Abstract

The introduction and maintenance of reference in discourse is subject to a number of language-universal constraints on NP form and selection that allow speakers to maintain reference co-referentially (i.e. from mention to mention) with minimal processing effort across large spans of discourse. Automated approaches to co-reference resolution (i.e. the successful tracking of discourse referents across texts) use a variety of models to account for how a referent may be tracked co-referentially, yet automated co-reference resolution is still considered an incredibly difficult task for those working in natural language processing and generation, even when using ‘gold-standard’ manually-annotated discourse texts as a source of comparison. Less research has been conducted on the performance of automated co-reference resolution on narrative data, which is rich with multiple referents interacting with each other, with long sequences of continuous and non-continuous reference to be maintained.
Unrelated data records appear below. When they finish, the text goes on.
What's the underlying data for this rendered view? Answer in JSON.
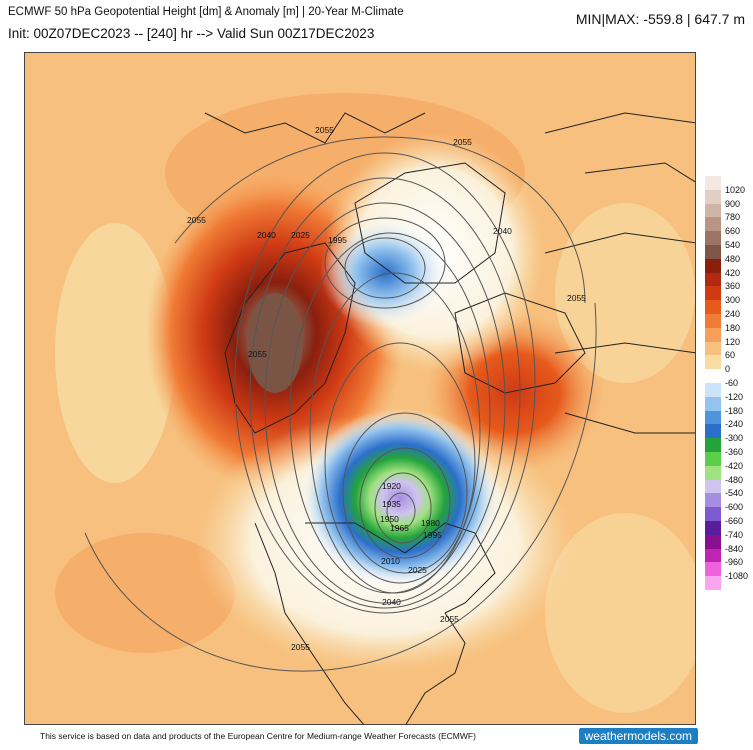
{
  "header": {
    "title": "ECMWF 50 hPa Geopotential Height [dm] & Anomaly [m] | 20-Year M-Climate",
    "subtitle": "Init: 00Z07DEC2023 -- [240] hr --> Valid Sun 00Z17DEC2023",
    "minmax": "MIN|MAX: -559.8 | 647.7 m"
  },
  "colorbar": {
    "labels": [
      "1020",
      "900",
      "780",
      "660",
      "540",
      "480",
      "420",
      "360",
      "300",
      "240",
      "180",
      "120",
      "60",
      "0",
      "-60",
      "-120",
      "-180",
      "-240",
      "-300",
      "-360",
      "-420",
      "-480",
      "-540",
      "-600",
      "-660",
      "-740",
      "-840",
      "-960",
      "-1080"
    ],
    "colors": [
      "#f3e8e4",
      "#e1cfc6",
      "#cfb5a8",
      "#b89585",
      "#9c7463",
      "#7e5546",
      "#8a1f0e",
      "#b02a10",
      "#cf3a14",
      "#e65a1c",
      "#f07b35",
      "#f5a05a",
      "#f7c07e",
      "#f8dca4",
      "#ffffff",
      "#cde3f7",
      "#93c3ee",
      "#4f95de",
      "#2b6fcb",
      "#24a33b",
      "#5ccf48",
      "#9fe27f",
      "#cfc3ef",
      "#a58de0",
      "#7d5ad0",
      "#5a1d9c",
      "#8a0f8f",
      "#c124b5",
      "#ee62de",
      "#f7a6ef"
    ]
  },
  "contours": {
    "labels": [
      "2055",
      "2055",
      "2055",
      "2040",
      "2025",
      "1995",
      "2040",
      "2055",
      "2055",
      "1920",
      "1935",
      "1950",
      "1965",
      "1980",
      "1995",
      "2010",
      "2025",
      "2040",
      "2055",
      "2055"
    ]
  },
  "footer": {
    "note": "This service is based on data and products of the European Centre for Medium-range Weather Forecasts (ECMWF)",
    "brand": "weathermodels.com"
  }
}
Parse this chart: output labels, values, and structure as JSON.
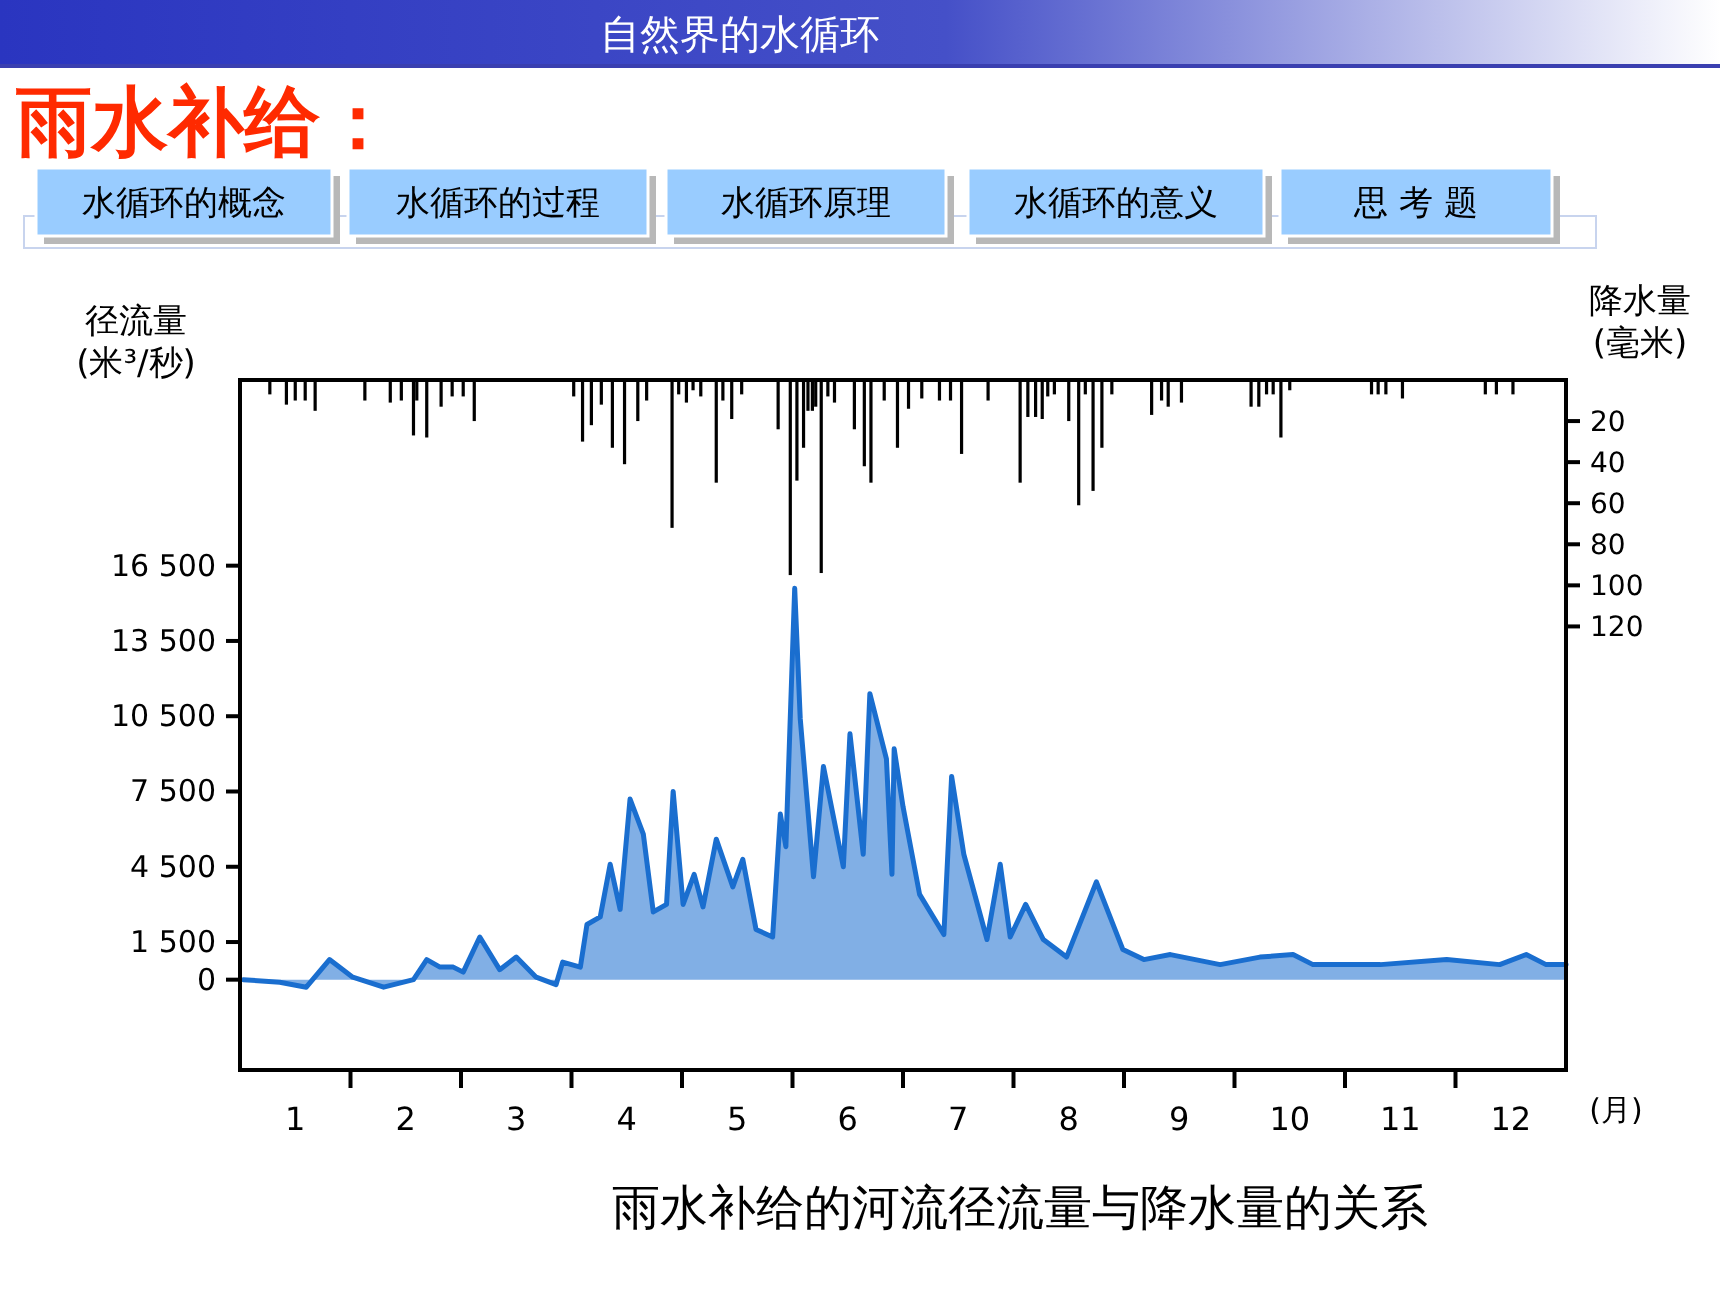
{
  "chart_data": {
    "type": "area",
    "title": "自然界的水循环",
    "subtitle": "雨水补给：",
    "annotations": [
      "水循环的概念",
      "水循环的过程",
      "水循环原理",
      "水循环的意义",
      "思 考 题",
      "雨水补给的河流径流量与降水量的关系"
    ],
    "xlabel": "(月)",
    "ylabel": "径流量\n(米³/秒)",
    "y2label": "降水量\n(毫米)",
    "xlim": [
      0.5,
      12.5
    ],
    "xticks": [
      {
        "value": 1.5,
        "label": null
      },
      {
        "value": 2.5,
        "label": null
      },
      {
        "value": 3.5,
        "label": null
      },
      {
        "value": 4.5,
        "label": null
      },
      {
        "value": 5.5,
        "label": null
      },
      {
        "value": 6.5,
        "label": null
      },
      {
        "value": 7.5,
        "label": null
      },
      {
        "value": 8.5,
        "label": null
      },
      {
        "value": 9.5,
        "label": null
      },
      {
        "value": 10.5,
        "label": null
      },
      {
        "value": 11.5,
        "label": null
      },
      1,
      2,
      3,
      4,
      5,
      6,
      7,
      8,
      9,
      10,
      11,
      12
    ],
    "ylim": [
      -3600,
      23900
    ],
    "yticks": [
      {
        "value": 0,
        "label": "0"
      },
      {
        "value": 1500,
        "label": "1 500"
      },
      {
        "value": 4500,
        "label": "4 500"
      },
      {
        "value": 7500,
        "label": "7 500"
      },
      {
        "value": 10500,
        "label": "10 500"
      },
      {
        "value": 13500,
        "label": "13 500"
      },
      {
        "value": 16500,
        "label": "16 500"
      }
    ],
    "y2lim": [
      336,
      0
    ],
    "y2ticks": [
      20,
      40,
      60,
      80,
      100,
      120
    ],
    "series": [
      {
        "color": "#1a6ecf",
        "x": [
          0.53,
          0.86,
          1.1,
          1.31,
          1.52,
          1.8,
          2.07,
          2.19,
          2.31,
          2.43,
          2.52,
          2.67,
          2.85,
          3.0,
          3.18,
          3.36,
          3.42,
          3.58,
          3.64,
          3.76,
          3.85,
          3.94,
          4.03,
          4.15,
          4.24,
          4.36,
          4.42,
          4.51,
          4.61,
          4.69,
          4.81,
          4.96,
          5.05,
          5.17,
          5.32,
          5.39,
          5.44,
          5.52,
          5.57,
          5.69,
          5.78,
          5.96,
          6.02,
          6.14,
          6.2,
          6.35,
          6.4,
          6.42,
          6.5,
          6.65,
          6.87,
          6.94,
          7.05,
          7.26,
          7.38,
          7.47,
          7.61,
          7.77,
          7.98,
          8.25,
          8.49,
          8.68,
          8.92,
          9.37,
          9.73,
          10.03,
          10.21,
          10.82,
          11.42,
          11.9,
          12.14,
          12.32,
          12.5
        ],
        "values": [
          0,
          -100,
          -300,
          800,
          100,
          -300,
          0,
          800,
          500,
          500,
          300,
          1700,
          400,
          900,
          100,
          -200,
          700,
          500,
          2200,
          2500,
          4600,
          2800,
          7200,
          5800,
          2700,
          3000,
          7500,
          3000,
          4200,
          2900,
          5600,
          3700,
          4800,
          2000,
          1700,
          6600,
          5300,
          15600,
          10400,
          4100,
          8500,
          4500,
          9800,
          5000,
          11400,
          8800,
          4200,
          9200,
          6900,
          3400,
          1800,
          8100,
          5000,
          1600,
          4600,
          1700,
          3000,
          1600,
          900,
          3900,
          1200,
          800,
          1000,
          600,
          900,
          1000,
          600,
          600,
          800,
          600,
          1000,
          600,
          600
        ]
      },
      {
        "type": "bar",
        "axis": "y2",
        "color": "#000000",
        "x": [
          0.77,
          0.92,
          1.0,
          1.09,
          1.18,
          1.63,
          1.86,
          1.96,
          2.07,
          2.1,
          2.19,
          2.32,
          2.42,
          2.52,
          2.62,
          3.52,
          3.6,
          3.68,
          3.77,
          3.87,
          3.98,
          4.1,
          4.18,
          4.41,
          4.47,
          4.54,
          4.6,
          4.67,
          4.81,
          4.87,
          4.95,
          5.04,
          5.37,
          5.48,
          5.54,
          5.6,
          5.64,
          5.68,
          5.71,
          5.76,
          5.82,
          5.88,
          6.06,
          6.15,
          6.21,
          6.33,
          6.45,
          6.55,
          6.67,
          6.83,
          6.93,
          7.03,
          7.27,
          7.56,
          7.63,
          7.7,
          7.76,
          7.81,
          7.87,
          8.0,
          8.09,
          8.15,
          8.22,
          8.3,
          8.39,
          8.75,
          8.84,
          8.9,
          9.02,
          9.65,
          9.72,
          9.79,
          9.85,
          9.92,
          10.0,
          10.74,
          10.8,
          10.87,
          11.02,
          11.77,
          11.87,
          12.02
        ],
        "values": [
          7,
          12,
          10,
          10,
          15,
          10,
          11,
          10,
          27,
          10,
          28,
          13,
          8,
          8,
          20,
          8,
          30,
          22,
          12,
          33,
          41,
          20,
          10,
          72,
          7,
          11,
          5,
          8,
          50,
          10,
          19,
          7,
          24,
          95,
          49,
          33,
          15,
          15,
          13,
          94,
          8,
          11,
          24,
          42,
          50,
          10,
          33,
          14,
          9,
          10,
          10,
          36,
          10,
          50,
          18,
          18,
          19,
          8,
          7,
          20,
          61,
          7,
          54,
          33,
          7,
          17,
          10,
          13,
          11,
          13,
          13,
          7,
          7,
          28,
          5,
          7,
          7,
          7,
          9,
          7,
          7,
          7
        ]
      }
    ]
  }
}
Five freely-available co-reference resolvers were trialled for accuracy on oral narrative data produced by English native speakers using a picture sequence as an elicitation device. However, accuracy levels of under 50% for each resolver tested suggest large differences between human and computational methods of co-reference resolution. In particular, zero anaphora, NPs with modifiers and errors in coding first-mentioned referents appear particularly problematic. This suggests that automated approaches to coreference resolution need a vast range of lexical knowledge, inferential capabilities based on situational and world knowledge, and the ability to track reference over extended discourse if they are to succeed in modelling human-like coreference resolution.